Saving Webpages as PDF vs. Other Formats
It’s worth knowing what you’re trading off depending on format.
| Format | Pros | Cons |
|---|---|---|
| Universal, print-ready, preserves layout | Not easily editable | |
| MHTML (.mht) | Saves full page with assets in one file | Limited app support |
| HTML (complete) | Editable, keeps all files | Creates a folder, links may break |
| Screenshot (PNG/JPG) | Fast, simple | Not searchable, not selectable |
| Web Archive | macOS Safari only, great fidelity | Platform-locked |
For most use cases, PDF wins because it’s universally supported, searchable, and looks the same on every device.
Conclusion
Saving a webpage as a PDF takes about ten seconds once you know where to look. Press Ctrl+P, change the destination to Save as PDF, adjust background graphics and scale if needed, and save. For mobile, use the print option through the share sheet. For long pages or complex layouts, grab a browser extension like GoFullPage. For automated or bulk saving, Puppeteer handles it cleanly in a few lines of code.

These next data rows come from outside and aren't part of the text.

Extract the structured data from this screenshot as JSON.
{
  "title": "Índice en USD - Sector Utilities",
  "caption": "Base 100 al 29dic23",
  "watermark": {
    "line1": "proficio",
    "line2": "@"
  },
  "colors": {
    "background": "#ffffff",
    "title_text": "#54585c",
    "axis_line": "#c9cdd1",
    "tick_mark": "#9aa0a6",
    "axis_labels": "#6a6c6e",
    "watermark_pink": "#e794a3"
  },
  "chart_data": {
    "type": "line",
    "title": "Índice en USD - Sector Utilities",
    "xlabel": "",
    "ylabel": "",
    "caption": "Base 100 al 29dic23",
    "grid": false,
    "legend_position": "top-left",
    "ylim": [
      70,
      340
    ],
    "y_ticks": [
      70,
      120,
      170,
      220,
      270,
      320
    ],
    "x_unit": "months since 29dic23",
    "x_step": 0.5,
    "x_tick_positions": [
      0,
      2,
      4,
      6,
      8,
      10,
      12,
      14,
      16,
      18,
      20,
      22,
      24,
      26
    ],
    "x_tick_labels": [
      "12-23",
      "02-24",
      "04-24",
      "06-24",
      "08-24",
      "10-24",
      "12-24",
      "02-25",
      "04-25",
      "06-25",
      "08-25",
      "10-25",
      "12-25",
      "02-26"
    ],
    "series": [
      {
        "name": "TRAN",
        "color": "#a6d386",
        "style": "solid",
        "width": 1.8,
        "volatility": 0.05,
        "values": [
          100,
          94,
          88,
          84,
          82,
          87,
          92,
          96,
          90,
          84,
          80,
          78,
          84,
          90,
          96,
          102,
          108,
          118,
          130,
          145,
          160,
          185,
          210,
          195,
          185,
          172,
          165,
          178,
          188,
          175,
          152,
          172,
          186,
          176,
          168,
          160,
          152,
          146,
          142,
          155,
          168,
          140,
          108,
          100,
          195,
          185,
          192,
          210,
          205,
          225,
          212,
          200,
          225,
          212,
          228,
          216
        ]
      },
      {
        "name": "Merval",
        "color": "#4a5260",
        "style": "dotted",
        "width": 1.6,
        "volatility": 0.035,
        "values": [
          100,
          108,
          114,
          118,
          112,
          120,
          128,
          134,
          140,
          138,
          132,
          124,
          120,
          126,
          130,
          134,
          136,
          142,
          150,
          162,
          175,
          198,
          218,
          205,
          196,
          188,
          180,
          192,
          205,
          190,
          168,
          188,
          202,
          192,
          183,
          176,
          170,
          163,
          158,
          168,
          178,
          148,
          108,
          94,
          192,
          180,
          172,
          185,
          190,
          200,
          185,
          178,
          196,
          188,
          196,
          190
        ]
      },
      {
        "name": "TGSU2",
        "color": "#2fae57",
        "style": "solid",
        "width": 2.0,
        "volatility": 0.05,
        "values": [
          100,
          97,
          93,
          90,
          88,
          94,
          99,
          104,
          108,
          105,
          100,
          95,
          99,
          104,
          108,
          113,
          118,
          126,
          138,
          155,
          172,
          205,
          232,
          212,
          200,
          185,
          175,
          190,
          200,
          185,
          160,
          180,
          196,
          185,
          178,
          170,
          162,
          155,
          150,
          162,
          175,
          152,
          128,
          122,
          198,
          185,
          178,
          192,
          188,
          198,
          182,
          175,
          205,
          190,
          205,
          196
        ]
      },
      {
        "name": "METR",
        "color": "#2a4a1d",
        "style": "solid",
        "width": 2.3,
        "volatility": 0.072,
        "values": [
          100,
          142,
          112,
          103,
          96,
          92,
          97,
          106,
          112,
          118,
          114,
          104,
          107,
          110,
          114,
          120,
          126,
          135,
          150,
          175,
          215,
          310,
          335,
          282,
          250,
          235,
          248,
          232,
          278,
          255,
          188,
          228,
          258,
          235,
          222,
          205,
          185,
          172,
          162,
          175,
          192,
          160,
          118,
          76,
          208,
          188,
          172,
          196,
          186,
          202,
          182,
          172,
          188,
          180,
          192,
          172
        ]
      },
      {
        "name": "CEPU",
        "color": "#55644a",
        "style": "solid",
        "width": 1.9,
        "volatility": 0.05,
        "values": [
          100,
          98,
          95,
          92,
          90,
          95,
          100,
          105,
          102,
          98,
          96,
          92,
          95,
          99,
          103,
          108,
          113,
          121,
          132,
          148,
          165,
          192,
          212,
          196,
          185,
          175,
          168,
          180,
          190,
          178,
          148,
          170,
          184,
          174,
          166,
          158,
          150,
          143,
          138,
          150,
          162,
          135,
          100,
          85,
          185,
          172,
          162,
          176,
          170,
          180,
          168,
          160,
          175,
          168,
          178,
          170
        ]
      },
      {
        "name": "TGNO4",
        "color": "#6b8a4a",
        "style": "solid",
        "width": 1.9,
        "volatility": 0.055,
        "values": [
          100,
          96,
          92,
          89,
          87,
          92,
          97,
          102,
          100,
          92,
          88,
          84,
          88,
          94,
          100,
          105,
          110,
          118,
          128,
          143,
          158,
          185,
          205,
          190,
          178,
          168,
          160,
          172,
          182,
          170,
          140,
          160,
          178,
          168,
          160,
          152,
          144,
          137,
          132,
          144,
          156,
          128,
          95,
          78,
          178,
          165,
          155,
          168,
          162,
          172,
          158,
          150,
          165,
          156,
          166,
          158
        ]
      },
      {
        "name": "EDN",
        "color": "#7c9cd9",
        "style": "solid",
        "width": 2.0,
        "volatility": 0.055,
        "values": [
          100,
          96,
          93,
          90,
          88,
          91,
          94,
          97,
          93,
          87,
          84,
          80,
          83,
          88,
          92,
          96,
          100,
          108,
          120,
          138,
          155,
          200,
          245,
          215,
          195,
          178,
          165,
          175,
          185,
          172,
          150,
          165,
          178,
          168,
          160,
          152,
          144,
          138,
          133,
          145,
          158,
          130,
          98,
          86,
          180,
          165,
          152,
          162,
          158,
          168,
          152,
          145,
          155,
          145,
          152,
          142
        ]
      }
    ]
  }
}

The core method hasn’t changed much, but the edge cases are where people get stuck. Hopefully this covers whatever specific situation you ran into.
Frequently Asked Questions
Can I save a PDF that someone sent me as a link without re-opening the page?
If the link opens a PDF directly in your browser tab, you can download it by right-clicking and selecting “Save as,” or by clicking the download icon in the browser’s built-in PDF viewer. That skips the print step entirely since it’s already a PDF file.
I saved a webpage as PDF but the text isn’t selectable inside it. Why?
This happens when a page uses CSS techniques that render text as graphical layers, or when you saved a screenshot instead of a proper PDF. In Chrome or Edge, make sure you’re using “Save as PDF” as the destination, not a screenshot extension. If the problem persists, try pasting the URL into Adobe Acrobat’s online PDF converter, which uses OCR to make even image-heavy PDFs searchable.
Does saving as PDF capture videos or animations?
No. PDFs are static documents, so any video embedded on the page will either show up as a blank box or as a static thumbnail frame, depending on the browser. Animations won’t play either. The PDF captures a frozen moment of the page as it was rendered.
Is there a way to save just one section of a long page instead of the whole thing?
Yes. Highlight exactly the text and images you want to include, then open the print dialog. In Chrome and Edge, under “Pages,” you’ll see a “Selection” option that prints only what you highlighted. This is useful for saving a single article section from a page full of other content.
Why does my PDF look fine on my computer but shows different fonts on another device?
PDF files don’t always embed fonts, especially when created through the browser print method. If the font used on the webpage isn’t available on the other device, the PDF reader substitutes a fallback font, which changes the appearance. To get consistent fonts across devices, use Adobe Acrobat to create the PDF, or on macOS use Safari’s Export as PDF option, which tends to embed fonts more reliably than the Chromium print dialog.